Wednesday, May 22, 2019

Buying a Dorm and the College Board Index—It’s the Same Thing

By:  Patrick O'Connor  Ph.D


I am worried that our profession is losing its collective mind.

First, we spent a good month in collective amazement over the dirty deeds of Aunty Becky and her team, who tried to buy their kids’ way into several colleges.  To be sure, the amount of money involved, and the methods used to gain influence, were extreme and rare—so that was worthy of some conversation.  But the subsequent discussions around the role of wealth in college admissions seemed to suggest many counselors and college admissions officers out there had never realized the role money plays when it comes to getting into college.

Forgive me, but—really?  All the jokes in a wide range of TV shows and movies about “Daddy buying a building” didn’t give you the clue that a legal version of using wealth to one’s advantage played a role in college admissions?  More important, the articles talking about how wealth plays an important role in preparation for college, in everything from teacher letters of recommendation to test prep seem to go largely ignored, as well as the research showing students from better-funded schools tend to go to college more than their peers who attended underfunded schools.
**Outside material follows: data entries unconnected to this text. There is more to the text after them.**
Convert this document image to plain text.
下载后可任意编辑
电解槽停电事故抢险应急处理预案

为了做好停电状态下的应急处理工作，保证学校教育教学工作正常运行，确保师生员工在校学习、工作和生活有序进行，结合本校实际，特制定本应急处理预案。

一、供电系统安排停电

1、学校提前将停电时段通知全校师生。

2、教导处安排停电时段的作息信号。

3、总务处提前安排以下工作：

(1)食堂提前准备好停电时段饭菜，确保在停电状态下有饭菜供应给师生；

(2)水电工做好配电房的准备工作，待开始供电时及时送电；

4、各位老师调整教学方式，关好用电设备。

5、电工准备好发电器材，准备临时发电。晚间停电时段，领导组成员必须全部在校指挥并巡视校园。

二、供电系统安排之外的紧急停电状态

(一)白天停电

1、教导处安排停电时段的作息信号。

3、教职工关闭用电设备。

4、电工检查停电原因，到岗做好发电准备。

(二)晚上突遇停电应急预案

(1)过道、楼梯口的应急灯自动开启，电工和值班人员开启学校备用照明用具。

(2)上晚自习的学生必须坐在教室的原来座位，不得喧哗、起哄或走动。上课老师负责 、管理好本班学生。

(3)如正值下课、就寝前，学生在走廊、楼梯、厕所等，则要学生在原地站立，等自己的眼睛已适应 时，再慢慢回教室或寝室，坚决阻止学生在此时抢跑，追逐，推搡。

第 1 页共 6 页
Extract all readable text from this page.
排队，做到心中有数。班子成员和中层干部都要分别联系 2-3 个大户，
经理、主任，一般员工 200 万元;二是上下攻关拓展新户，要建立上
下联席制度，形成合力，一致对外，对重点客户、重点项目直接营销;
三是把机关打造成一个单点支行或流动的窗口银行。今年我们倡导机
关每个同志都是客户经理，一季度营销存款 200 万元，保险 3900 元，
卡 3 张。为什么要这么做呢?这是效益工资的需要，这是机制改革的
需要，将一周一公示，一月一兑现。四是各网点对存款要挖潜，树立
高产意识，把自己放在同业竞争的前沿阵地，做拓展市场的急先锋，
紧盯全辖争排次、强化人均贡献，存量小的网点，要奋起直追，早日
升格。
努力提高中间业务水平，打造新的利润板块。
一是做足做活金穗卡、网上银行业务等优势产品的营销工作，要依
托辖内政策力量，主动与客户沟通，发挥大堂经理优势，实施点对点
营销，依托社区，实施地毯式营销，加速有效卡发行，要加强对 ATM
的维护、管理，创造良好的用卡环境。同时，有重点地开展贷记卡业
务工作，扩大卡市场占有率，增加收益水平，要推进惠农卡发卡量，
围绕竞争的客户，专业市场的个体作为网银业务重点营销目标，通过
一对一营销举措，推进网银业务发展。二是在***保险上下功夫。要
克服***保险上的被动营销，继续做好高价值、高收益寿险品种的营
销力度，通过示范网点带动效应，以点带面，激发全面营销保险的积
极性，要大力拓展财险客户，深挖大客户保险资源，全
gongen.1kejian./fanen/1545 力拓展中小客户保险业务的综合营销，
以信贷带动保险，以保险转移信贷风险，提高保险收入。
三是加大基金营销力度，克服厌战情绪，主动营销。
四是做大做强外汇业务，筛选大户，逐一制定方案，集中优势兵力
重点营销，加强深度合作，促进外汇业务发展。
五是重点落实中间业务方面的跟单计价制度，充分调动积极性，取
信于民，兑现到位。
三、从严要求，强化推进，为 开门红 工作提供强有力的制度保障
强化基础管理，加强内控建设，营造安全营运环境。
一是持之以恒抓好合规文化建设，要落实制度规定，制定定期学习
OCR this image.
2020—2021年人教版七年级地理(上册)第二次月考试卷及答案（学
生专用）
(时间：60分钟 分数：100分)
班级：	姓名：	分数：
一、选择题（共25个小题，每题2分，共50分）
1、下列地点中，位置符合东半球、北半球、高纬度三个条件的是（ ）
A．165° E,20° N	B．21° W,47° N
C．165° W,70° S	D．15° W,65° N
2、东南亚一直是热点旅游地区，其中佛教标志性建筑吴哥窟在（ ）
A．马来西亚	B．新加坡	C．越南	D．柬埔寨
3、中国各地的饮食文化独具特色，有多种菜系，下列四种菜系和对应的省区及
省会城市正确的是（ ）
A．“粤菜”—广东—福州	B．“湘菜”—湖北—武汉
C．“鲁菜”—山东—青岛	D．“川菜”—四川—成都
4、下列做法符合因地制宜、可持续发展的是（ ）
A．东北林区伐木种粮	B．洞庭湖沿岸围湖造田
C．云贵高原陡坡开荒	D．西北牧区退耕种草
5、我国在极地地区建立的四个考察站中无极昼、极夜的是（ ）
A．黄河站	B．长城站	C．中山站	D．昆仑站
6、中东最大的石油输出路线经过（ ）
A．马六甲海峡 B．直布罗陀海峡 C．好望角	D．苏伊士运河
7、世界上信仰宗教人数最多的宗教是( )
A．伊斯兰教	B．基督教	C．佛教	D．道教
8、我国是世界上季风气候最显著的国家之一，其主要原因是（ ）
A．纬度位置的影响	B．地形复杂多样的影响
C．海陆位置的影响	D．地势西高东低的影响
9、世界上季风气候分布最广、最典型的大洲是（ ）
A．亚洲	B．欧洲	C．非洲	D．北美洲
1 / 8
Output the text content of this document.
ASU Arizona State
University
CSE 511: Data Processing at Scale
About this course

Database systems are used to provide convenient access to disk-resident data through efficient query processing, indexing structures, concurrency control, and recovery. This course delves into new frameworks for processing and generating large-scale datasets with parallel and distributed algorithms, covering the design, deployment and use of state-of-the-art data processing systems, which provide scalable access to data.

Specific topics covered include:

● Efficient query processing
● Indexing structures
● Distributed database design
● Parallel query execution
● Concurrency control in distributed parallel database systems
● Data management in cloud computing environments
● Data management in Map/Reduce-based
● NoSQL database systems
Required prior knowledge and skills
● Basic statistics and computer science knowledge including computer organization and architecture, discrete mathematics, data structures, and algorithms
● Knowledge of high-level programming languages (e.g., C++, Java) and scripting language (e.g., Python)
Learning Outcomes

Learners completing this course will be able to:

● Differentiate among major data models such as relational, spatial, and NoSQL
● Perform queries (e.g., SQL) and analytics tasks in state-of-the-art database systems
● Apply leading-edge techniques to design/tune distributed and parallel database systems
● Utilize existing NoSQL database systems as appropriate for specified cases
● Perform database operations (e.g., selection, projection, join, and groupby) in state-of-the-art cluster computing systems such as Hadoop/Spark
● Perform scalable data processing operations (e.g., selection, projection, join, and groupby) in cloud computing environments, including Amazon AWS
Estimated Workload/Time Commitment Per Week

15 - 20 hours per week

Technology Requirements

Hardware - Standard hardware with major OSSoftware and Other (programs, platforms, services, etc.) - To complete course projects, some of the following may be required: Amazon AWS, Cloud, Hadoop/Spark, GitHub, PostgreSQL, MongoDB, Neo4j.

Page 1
I was (and am) still shaking my head from the incredible amount of buzz this “wealth increases access” idea was generating last week, when news broke that College Board has created an index that attempts to capture a student’s socio-economic context.  Again, while some of the initial arguments were valid—people wanted to know what factors went into the index—the overall response was one of utter amazement.  “You mean, colleges are going to start taking a student’s background into consideration when reviewing their applications?”

I don’t know how to break this to you, but this is old news—very old news.  Understanding the larger context of an applicant’s school experience—where they come from, the classes they had the chance to take, the community they were raised in—goes back decades, from the time colleges starting asking high schools to provide a profile of their school as part of a college application.  These profiles include everything from median household income data, to a list of the most demanding classes the school offers, to a distribution of test scores, to the famous list of colleges students attend who graduated from that high school.  Colleges might not use profile information to compare one high school to another, but they definitely use it to evaluate how much the student challenges themselves in school, how much they could have challenged themselves, and the resources the student had access to in their educational experience.

This is how some colleges—at least in the past—created weighted grading scales of their own, where a student attending a high school with a rigorous curriculum was given a “boost” of, say .3 when comparing student GPAs.  It’s also part of the basis for colleges who have created their own socio-economic rating scales, many of which have been in existence for years.

There’s plenty to keep an eye on with the College Board index, especially if it ends up being used by hundreds of colleges, creating a “one size fits all” approach to socio-economic context that, by definition, limits its effectiveness. But if the idea shocks you that colleges are starting to consider a student’s background as part of admissions decisions, you may want to consider it’s been around as long as rich people buying dorms to get their kids into college—and how, in many ways, it’s the exact same thing on a larger, institutionalized scale.